Para conviver em harmonia é preciso somar, não sobrar

Para conviver em harmonia é preciso somar, não sobrar

fevereiro 11, 2017 em Psicologia 2425 Compartilhados
Para conviver em harmonia é preciso somar, não sobrar

Estou na etapa da vida onde já cansam as meias-verdades, as falsas aparências e as presenças com segundas intenções. Neste mundo, nutrido às vezes de dias escuros e pessoas intermitentes, quero companhias que saibam somar, não que sobrem; desejo vínculos que sejam o meu farol iluminado para construir um horizonte mais livre, esperançoso.

Os especialistas em psicologia social e liderança nos recordam sobre uma sensação que todos nós experimentamos uma vez na vida. Há pessoas que causam um impacto indefinido quando entram em uma sala. Às vezes, a famosa expressão “ter luz” parece ser autêntica. São presenças que, por alguma razão, nos transmitem calma e harmonia.

Essa capacidade tem pouco de magia, na verdade é pura psicologia, e o processo que favorece essa “impregnação emocional” se deve a uma dimensão que se define como “consciência cognitiva”. Ou seja, a pessoa que exerce essa influência positiva escolheu esse estado de forma consciente.
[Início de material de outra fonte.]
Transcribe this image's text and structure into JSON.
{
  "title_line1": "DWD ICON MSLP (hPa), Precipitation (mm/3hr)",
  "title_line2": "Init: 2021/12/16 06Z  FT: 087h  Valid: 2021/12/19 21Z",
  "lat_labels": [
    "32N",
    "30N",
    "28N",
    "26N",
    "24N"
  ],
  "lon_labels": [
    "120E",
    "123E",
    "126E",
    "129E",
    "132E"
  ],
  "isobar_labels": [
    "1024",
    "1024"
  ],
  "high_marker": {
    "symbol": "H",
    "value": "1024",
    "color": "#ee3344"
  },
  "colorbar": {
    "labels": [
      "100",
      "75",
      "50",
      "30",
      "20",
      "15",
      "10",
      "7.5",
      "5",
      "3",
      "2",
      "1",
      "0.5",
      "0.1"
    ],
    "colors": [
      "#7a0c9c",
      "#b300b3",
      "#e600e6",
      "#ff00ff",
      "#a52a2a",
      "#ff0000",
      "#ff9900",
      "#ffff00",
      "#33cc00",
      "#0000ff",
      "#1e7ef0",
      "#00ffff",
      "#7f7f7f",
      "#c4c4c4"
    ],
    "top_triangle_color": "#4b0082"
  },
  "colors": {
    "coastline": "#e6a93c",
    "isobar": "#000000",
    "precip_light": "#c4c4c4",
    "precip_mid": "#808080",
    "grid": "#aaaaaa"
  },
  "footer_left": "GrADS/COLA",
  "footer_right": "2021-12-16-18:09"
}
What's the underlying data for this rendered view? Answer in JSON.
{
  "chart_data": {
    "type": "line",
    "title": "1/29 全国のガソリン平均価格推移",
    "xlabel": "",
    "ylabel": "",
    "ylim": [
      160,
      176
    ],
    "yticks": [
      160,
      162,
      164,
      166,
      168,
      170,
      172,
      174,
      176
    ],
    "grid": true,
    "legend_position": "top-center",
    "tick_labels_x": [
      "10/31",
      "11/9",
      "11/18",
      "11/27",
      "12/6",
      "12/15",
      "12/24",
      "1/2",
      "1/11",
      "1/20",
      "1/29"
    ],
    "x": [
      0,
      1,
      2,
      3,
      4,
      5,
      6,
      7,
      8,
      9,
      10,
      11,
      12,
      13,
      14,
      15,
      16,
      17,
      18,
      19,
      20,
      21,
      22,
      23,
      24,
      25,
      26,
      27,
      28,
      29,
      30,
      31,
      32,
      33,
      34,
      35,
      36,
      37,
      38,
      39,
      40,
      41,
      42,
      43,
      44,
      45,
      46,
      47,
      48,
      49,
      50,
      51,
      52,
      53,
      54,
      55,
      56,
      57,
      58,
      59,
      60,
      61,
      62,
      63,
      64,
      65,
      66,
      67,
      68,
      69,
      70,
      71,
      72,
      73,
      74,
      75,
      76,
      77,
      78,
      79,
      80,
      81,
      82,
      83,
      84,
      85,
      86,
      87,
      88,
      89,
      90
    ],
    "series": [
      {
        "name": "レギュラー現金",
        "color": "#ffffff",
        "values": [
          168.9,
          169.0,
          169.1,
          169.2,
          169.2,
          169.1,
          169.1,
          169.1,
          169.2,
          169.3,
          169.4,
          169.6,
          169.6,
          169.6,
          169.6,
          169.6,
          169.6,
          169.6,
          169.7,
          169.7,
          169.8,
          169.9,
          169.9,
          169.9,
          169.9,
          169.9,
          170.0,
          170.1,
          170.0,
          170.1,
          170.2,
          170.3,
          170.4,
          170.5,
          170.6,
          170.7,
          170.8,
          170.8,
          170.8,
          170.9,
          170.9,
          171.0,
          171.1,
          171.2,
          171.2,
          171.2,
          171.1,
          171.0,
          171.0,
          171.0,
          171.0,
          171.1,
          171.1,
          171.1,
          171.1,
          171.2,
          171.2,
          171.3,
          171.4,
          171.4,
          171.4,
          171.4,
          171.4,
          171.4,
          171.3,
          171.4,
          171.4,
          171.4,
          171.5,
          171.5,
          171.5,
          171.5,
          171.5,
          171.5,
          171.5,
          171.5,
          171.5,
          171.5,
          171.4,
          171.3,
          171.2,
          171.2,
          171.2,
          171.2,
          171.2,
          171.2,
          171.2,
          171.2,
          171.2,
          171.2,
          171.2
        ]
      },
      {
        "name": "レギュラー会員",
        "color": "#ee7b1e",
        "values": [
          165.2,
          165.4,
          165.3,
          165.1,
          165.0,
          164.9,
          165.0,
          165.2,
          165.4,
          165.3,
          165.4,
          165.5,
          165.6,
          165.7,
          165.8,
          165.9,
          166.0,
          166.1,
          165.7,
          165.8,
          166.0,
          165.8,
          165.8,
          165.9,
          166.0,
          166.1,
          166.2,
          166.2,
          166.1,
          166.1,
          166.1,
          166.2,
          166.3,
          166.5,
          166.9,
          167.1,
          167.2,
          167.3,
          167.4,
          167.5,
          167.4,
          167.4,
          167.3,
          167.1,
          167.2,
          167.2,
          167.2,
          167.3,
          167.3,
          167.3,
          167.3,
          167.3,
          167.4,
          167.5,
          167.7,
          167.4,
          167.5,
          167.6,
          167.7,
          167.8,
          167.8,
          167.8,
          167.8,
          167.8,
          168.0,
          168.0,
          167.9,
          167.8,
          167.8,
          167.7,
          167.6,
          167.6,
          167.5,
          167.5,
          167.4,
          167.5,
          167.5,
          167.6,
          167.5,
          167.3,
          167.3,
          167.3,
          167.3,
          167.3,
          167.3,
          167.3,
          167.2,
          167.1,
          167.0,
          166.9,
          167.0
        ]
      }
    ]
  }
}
Ela está bem consigo mesma, não há conflitos, não há rancor, apenas um equilíbrio interior que, por sua vez, chega a quem a rodeia.

Estas são sem dúvida personalidades que sabem somar, perfis que unem cenários, que fazem fluir os pequenos ambientes em que estão inseridas e que, no geral, são muito hábeis na hora de “abrir seus guarda-chuvas emocionais” para se protegerem das maldades alheias, das manipulações e dos traficantes de culpa.

Propomos que você reflita sobre isso e, acima de tudo, aprenda alguma estratégia sobre esse tipo de pessoa.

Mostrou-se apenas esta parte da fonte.